UK economic downturn eases but manufacturing output falls
The downturn in UK economic activity eased in December, but output in the manufacturing sector fell to a four-month low, according to a survey released on Friday.
The S&P Global/CIPS flash composite purchasing managers' index, which measures activity in both the services and manufacturing sectors, rose to a three-month high of 49.0 from 48.2 in November. This was ahead of expectations for a reading of 48.0.
A reading above 50 indicates expansion, while a reading below signals contraction.
The services sector was behind most of the improvement, with the flash PMI business activity index rising to 50.0 this month from 48.8 in November, hitting a three-month high.
However, the manufacturing output index fell to 43.9 in December from 44.7 a month earlier. The flash UK manufacturing PMI fell to 44.7 from 46.5.
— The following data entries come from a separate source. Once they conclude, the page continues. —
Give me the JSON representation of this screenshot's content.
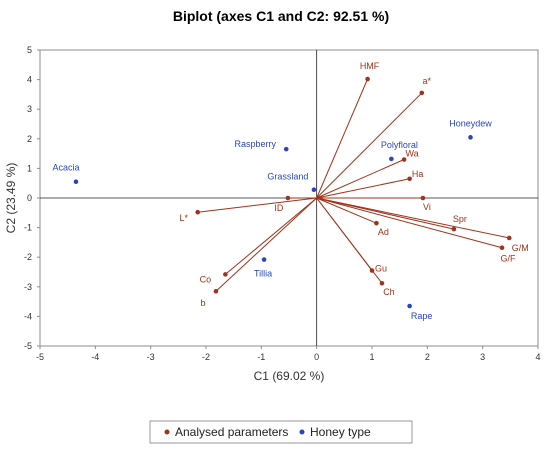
{
  "chart_data": {
    "type": "scatter",
    "title": "Biplot (axes C1 and C2: 92.51 %)",
    "xlabel": "C1 (69.02 %)",
    "ylabel": "C2 (23.49 %)",
    "xlim": [
      -5,
      4
    ],
    "ylim": [
      -5,
      5
    ],
    "xticks": [
      -5,
      -4,
      -3,
      -2,
      -1,
      0,
      1,
      2,
      3,
      4
    ],
    "yticks": [
      -5,
      -4,
      -3,
      -2,
      -1,
      0,
      1,
      2,
      3,
      4,
      5
    ],
    "grid": false,
    "legend_position": "bottom",
    "series": [
      {
        "name": "Analysed parameters",
        "color": "#a0331a",
        "points": [
          {
            "label": "HMF",
            "x": 0.92,
            "y": 4.02
          },
          {
            "label": "a*",
            "x": 1.9,
            "y": 3.55
          },
          {
            "label": "Wa",
            "x": 1.58,
            "y": 1.3
          },
          {
            "label": "Ha",
            "x": 1.68,
            "y": 0.65
          },
          {
            "label": "Vi",
            "x": 1.92,
            "y": 0.0
          },
          {
            "label": "Spr",
            "x": 2.48,
            "y": -1.05
          },
          {
            "label": "G/M",
            "x": 3.48,
            "y": -1.35
          },
          {
            "label": "G/F",
            "x": 3.35,
            "y": -1.68
          },
          {
            "label": "Ad",
            "x": 1.08,
            "y": -0.85
          },
          {
            "label": "Gu",
            "x": 1.0,
            "y": -2.45
          },
          {
            "label": "Ch",
            "x": 1.18,
            "y": -2.88
          },
          {
            "label": "ID",
            "x": -0.52,
            "y": 0.0
          },
          {
            "label": "L*",
            "x": -2.15,
            "y": -0.48
          },
          {
            "label": "Co",
            "x": -1.65,
            "y": -2.58
          },
          {
            "label": "b",
            "x": -1.82,
            "y": -3.15
          }
        ]
      },
      {
        "name": "Honey type",
        "color": "#2a46b8",
        "points": [
          {
            "label": "Honeydew",
            "x": 2.78,
            "y": 2.05
          },
          {
            "label": "Polyfloral",
            "x": 1.35,
            "y": 1.32
          },
          {
            "label": "Raspberry",
            "x": -0.55,
            "y": 1.65
          },
          {
            "label": "Grassland",
            "x": -0.05,
            "y": 0.28
          },
          {
            "label": "Acacia",
            "x": -4.35,
            "y": 0.55
          },
          {
            "label": "Tillia",
            "x": -0.95,
            "y": -2.08
          },
          {
            "label": "Rape",
            "x": 1.68,
            "y": -3.65
          }
        ]
      }
    ]
  }
}
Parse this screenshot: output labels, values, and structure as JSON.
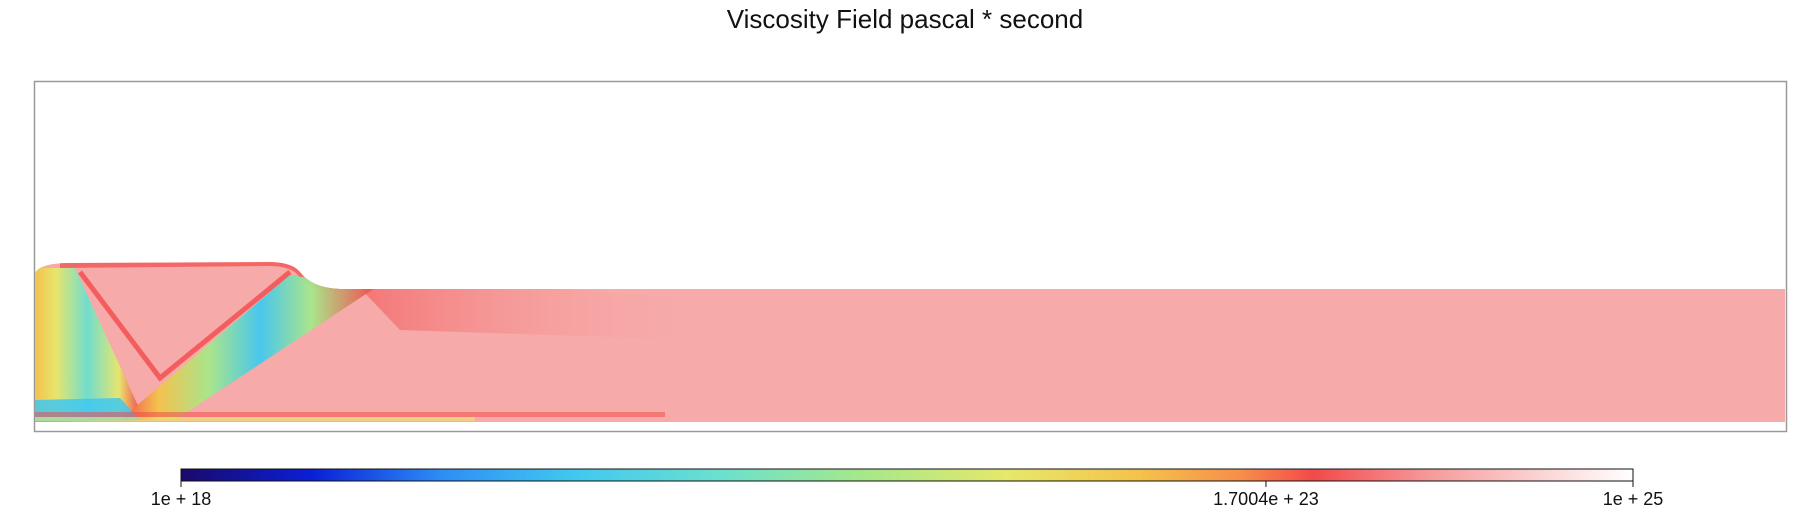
{
  "title": "Viscosity Field pascal * second",
  "chart_data": {
    "type": "heatmap",
    "title": "Viscosity Field pascal * second",
    "colorbar": {
      "scale": "log",
      "orientation": "horizontal",
      "placement": "bottom",
      "min": 1e+18,
      "max": 1e+25,
      "ticks": [
        {
          "value": 1e+18,
          "label": "1e + 18"
        },
        {
          "value": 1.7004e+23,
          "label": "1.7004e + 23"
        },
        {
          "value": 1e+25,
          "label": "1e + 25"
        }
      ],
      "colormap": [
        "#1a0a6b",
        "#0a1fd6",
        "#2e8ef5",
        "#40c8f0",
        "#6ae0d0",
        "#a6e88a",
        "#e6e86a",
        "#f5c24a",
        "#f78e4a",
        "#f24a4a",
        "#f59a9a",
        "#fbd6d6",
        "#ffffff"
      ]
    },
    "field_description": {
      "background_value": 1e+24,
      "high_strain_bands": "low-viscosity shear bands in the left wedge region",
      "domain": "lithosphere block with a raised wedge on the left"
    }
  }
}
The survey also showed that companies took a more cautious stance when it came to staffing levels, with overall employment falling for the first time since early 2021.
Chris Williamson, chief business economist at S&P Global Market Intelligence, said: "The December data add to the likelihood that the UK is in recession, with the PMI indicating a 0.3% GDP contraction in the fourth quarter after the 0.2% decline seen in the three months to September.
"For now, the downturn looks to be relatively mild, and the easing in the rate of decline in December is encouraging news, as is the further marked cooling of inflationary pressures. However, the fact that the downturn has moderated compared to the turmoil created in the immediate aftermath of the botched ‘mini budget’, most notably in financial services, is no real cause for cheer. It is especially worrying to see business confidence and order book indicators remain so low by historical standards, with both of these key gauges signalling heightened degrees of economic stress.
"Hence it’s no surprise to see that businesses are battening down the hatches, most notably by reducing headcounts, in a sign that the downturn not only has further to run but could yet accelerate again, especially given December’s further hike to interest rates."